Apart from the inhumane lockdown, the government also detained and charged those trying to reveal and spread the truth of the unlawful measures regarding COVID-19. Authorities detained lawyer and citizen journalist Chen Qiushi, businessman Fang Bin, activist Zhang Zhan, and others for their independent reporting on the outbreak in Wuhan. Beijing police detained Chen Mei and Cai Wei for archiving censored news articles, interviews, and personal accounts related to the outbreak.


What to do:


First, please keep calling for international support, especially free world leaders and influential figures, to press CCP and the Chinese government to stop the human rights abuses and violations on Chinese people. For example, let's call on the Government of the United States and like-minded allies and partners to support human rights in China, and let's call on technological giants to develop tech support and enable free expression and information in China.

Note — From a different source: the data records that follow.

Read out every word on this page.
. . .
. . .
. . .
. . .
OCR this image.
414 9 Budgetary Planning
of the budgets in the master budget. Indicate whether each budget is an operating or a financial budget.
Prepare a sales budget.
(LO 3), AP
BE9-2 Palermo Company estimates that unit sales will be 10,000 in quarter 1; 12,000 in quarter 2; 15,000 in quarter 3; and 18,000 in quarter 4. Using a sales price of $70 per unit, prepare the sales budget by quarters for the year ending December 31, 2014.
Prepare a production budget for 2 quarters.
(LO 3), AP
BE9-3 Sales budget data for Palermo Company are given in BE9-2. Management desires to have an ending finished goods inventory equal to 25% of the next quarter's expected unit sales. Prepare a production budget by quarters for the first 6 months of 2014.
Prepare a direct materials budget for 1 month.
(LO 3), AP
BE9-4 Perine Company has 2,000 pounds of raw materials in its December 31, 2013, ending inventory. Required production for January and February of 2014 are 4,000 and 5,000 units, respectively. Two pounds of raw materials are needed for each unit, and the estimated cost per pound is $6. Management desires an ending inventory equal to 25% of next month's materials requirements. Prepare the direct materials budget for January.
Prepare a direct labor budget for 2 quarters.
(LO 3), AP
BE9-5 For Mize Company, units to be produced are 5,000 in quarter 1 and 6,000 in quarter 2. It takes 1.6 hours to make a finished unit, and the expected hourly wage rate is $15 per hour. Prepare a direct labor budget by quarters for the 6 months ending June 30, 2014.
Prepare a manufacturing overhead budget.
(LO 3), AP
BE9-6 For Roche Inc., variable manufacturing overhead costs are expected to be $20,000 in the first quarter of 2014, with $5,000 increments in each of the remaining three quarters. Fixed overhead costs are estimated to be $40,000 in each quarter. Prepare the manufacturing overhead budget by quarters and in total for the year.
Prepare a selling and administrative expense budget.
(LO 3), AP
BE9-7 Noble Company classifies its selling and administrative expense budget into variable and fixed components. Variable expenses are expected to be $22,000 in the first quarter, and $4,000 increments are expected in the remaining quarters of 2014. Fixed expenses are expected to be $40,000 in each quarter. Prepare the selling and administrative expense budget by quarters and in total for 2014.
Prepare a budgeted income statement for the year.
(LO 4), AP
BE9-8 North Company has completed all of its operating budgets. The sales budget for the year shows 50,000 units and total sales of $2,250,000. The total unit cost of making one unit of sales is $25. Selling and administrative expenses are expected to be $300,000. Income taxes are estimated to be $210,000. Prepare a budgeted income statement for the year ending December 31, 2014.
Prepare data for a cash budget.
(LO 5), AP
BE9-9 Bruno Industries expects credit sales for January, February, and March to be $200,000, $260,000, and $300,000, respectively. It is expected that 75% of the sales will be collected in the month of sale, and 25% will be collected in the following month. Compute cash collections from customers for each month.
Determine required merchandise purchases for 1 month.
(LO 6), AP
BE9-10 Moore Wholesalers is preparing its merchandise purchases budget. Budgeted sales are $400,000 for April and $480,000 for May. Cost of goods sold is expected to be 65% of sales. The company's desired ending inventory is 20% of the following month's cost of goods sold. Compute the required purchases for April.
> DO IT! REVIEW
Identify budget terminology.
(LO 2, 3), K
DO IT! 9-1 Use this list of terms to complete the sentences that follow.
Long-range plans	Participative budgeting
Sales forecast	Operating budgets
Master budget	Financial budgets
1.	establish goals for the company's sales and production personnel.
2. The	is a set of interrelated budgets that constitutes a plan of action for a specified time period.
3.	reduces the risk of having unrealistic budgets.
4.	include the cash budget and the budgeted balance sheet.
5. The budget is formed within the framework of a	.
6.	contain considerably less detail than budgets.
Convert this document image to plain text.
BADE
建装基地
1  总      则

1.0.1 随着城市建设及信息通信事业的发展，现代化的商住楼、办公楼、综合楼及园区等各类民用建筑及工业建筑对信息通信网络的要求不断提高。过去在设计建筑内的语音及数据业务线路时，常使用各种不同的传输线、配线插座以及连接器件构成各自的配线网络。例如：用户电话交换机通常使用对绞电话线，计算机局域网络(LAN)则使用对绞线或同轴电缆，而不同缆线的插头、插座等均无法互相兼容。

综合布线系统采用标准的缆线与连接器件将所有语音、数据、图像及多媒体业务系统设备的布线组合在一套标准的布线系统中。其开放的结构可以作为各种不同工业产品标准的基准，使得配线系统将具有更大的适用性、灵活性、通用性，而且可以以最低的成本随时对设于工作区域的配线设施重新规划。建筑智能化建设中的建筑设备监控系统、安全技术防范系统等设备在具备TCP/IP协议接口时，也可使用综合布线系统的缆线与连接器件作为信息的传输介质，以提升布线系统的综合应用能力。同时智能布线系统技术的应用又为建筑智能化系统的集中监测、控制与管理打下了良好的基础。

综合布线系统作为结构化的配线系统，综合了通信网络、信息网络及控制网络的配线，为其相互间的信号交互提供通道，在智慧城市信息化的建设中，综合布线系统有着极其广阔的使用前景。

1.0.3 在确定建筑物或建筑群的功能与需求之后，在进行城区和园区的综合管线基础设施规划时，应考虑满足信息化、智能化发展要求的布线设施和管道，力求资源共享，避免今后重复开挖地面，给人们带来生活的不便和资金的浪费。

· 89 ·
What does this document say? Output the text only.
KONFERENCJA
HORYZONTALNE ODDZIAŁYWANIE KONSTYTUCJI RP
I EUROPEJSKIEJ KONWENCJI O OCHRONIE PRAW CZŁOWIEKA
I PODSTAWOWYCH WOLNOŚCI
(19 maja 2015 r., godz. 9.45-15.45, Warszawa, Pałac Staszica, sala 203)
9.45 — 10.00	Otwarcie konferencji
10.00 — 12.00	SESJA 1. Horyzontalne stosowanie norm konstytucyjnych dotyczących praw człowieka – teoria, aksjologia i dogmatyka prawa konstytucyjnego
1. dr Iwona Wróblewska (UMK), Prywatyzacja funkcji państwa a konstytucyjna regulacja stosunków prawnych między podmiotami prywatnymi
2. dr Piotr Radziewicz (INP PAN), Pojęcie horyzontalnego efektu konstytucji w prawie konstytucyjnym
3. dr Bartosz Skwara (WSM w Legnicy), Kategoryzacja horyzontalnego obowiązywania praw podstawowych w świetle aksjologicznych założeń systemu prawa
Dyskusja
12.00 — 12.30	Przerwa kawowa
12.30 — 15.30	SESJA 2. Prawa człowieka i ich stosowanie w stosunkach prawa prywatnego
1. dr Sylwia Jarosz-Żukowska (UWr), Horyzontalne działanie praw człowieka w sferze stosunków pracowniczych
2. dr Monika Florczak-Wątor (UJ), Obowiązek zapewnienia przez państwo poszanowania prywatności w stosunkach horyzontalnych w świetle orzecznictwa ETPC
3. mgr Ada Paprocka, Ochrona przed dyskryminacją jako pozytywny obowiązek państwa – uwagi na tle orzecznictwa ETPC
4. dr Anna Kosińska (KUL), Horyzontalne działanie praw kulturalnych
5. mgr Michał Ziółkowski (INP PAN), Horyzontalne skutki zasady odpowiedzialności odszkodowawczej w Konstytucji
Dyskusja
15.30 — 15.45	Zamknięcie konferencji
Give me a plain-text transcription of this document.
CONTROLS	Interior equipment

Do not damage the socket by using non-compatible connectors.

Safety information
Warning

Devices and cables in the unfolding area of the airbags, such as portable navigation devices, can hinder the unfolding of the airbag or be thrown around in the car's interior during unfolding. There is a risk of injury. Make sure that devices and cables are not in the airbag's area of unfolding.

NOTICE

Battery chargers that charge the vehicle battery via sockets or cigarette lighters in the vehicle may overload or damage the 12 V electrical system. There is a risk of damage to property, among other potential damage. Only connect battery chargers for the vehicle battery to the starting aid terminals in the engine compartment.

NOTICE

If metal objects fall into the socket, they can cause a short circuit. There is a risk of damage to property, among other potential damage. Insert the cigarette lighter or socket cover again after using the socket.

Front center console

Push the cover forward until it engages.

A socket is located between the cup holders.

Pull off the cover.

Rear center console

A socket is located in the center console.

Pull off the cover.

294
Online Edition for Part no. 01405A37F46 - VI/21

Second, please contact your Representatives and/or Senators to support the bills condemning the wrongdoings of CCP and the Chinese government. For example, Rep. Mike Gallagher (R-WI) introduced the resolution “condemning the Chinese Communist Party for 100 years of gross violations of human rights and standing with the Chinese people in their struggle for liberty” on Friday, June 25, 2021, ahead of the CCP’s centenary anniversary on July 1.


For 100 years, CCP has kept bringing disasters to our common humanity. Now as it increases repression in China internally and expands aggression externally, we must take actions to stop its human rights abuses and bring freedom and democracy for people in China.